Metaphysische und physische Welt- und Lebenanschauungen

Wir sammeln in diesem Buche alle diejenigen Anschauungen von Welt und Leben, bei denen von Gott als Weltschöpfer und Welterhalter entweder ganz abgesehen oder der geringst mögliche Gebrauch gemacht wird. Vielfach widerstreitet hier die Theorie der Praxis; und so bestehen Anschauungen, bei denen von Gott entweder nur nicht gesprochen wird, indeß er im Hintergrunde doch mindestens als erste Ursache waltet, oder bei denen, was theoretisch wegdisputiert ist, praktisch wieder eingeführt wird. Es soll dieses im einzelnen erhellen.

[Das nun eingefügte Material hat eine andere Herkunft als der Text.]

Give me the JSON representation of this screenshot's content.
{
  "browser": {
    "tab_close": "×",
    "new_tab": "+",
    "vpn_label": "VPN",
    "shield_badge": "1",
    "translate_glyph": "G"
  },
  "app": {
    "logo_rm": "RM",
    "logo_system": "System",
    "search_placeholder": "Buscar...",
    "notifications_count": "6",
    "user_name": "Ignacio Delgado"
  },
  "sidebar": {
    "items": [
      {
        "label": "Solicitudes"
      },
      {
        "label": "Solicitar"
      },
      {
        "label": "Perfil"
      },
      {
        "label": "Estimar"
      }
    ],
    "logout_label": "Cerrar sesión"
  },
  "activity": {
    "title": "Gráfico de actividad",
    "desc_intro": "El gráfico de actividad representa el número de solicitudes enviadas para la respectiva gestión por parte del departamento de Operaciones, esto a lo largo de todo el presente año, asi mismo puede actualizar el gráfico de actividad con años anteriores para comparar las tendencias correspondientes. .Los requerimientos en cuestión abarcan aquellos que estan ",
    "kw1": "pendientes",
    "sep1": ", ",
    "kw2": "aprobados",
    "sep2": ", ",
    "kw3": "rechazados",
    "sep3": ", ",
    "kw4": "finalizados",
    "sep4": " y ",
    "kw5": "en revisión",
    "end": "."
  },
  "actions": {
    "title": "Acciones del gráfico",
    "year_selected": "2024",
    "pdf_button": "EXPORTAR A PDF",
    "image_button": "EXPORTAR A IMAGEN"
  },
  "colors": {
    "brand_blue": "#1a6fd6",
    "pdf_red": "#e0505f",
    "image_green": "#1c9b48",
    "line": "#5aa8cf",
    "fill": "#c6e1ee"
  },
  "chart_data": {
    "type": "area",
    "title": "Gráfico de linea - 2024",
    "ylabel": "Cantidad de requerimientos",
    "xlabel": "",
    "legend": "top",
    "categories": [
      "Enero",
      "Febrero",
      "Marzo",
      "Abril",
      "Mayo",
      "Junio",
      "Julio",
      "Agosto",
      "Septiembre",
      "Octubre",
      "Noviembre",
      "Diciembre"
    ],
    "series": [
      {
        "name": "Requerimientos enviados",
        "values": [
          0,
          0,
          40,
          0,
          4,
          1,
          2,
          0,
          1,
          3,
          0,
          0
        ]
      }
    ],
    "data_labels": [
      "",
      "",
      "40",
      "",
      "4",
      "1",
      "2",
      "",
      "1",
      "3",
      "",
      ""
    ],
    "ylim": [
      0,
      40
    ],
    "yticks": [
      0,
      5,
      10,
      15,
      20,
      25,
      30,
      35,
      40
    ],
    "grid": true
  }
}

Viele aber nehmen in der Tat lieber einen blinden Zwangsmechanismus als einen unumschränkten Herrn, der so viel Übel in der Welt geschehen läßt. Die Gesamtheit der Anschauungen teilt sich in metaphysische und physische. Jene erwachsen aus Untersuchungen über die letzten Dinge, über das was wahr ist, diese aus der umgebenden Wirklichkeit. Die Unterscheidung besteht jedoch nur für die Extreme, sonst geht Metaphysisches und Physisches durch und ineinander.

SECHSTES KAPITEL.
Welt- und Lebenanschauungen des Idealismus

Wenn wir die Dinge, und uns mit, so nehmen, wie sie uns erscheinen, und nichts weiter hinter ihnen als Anderes setzen, so sprechen wir von einem Realismus. Betrachten wir aber die Dinge nur als von uns verdinglichte Erscheinungen, hinter denen ein Anderes entweder gar nicht vorhanden, oder eben als ein Anderes vorhanden ist, so sprechen wir von einem Idealismus, und das was etwa hinter den Dingen steht, bedeutet das Transzendente. Dinge sind dann für uns objektivierte Transzendente; entweder Nichts oder unserem Begreifen entzogene Gegenstände, transzendente Wirklichkeiten. Die zahlreichen Arten und Abarten des Idealismus besonders zu erklären, darf ich hier unterlassen, sie werden bald in der Behandlung hervortreten.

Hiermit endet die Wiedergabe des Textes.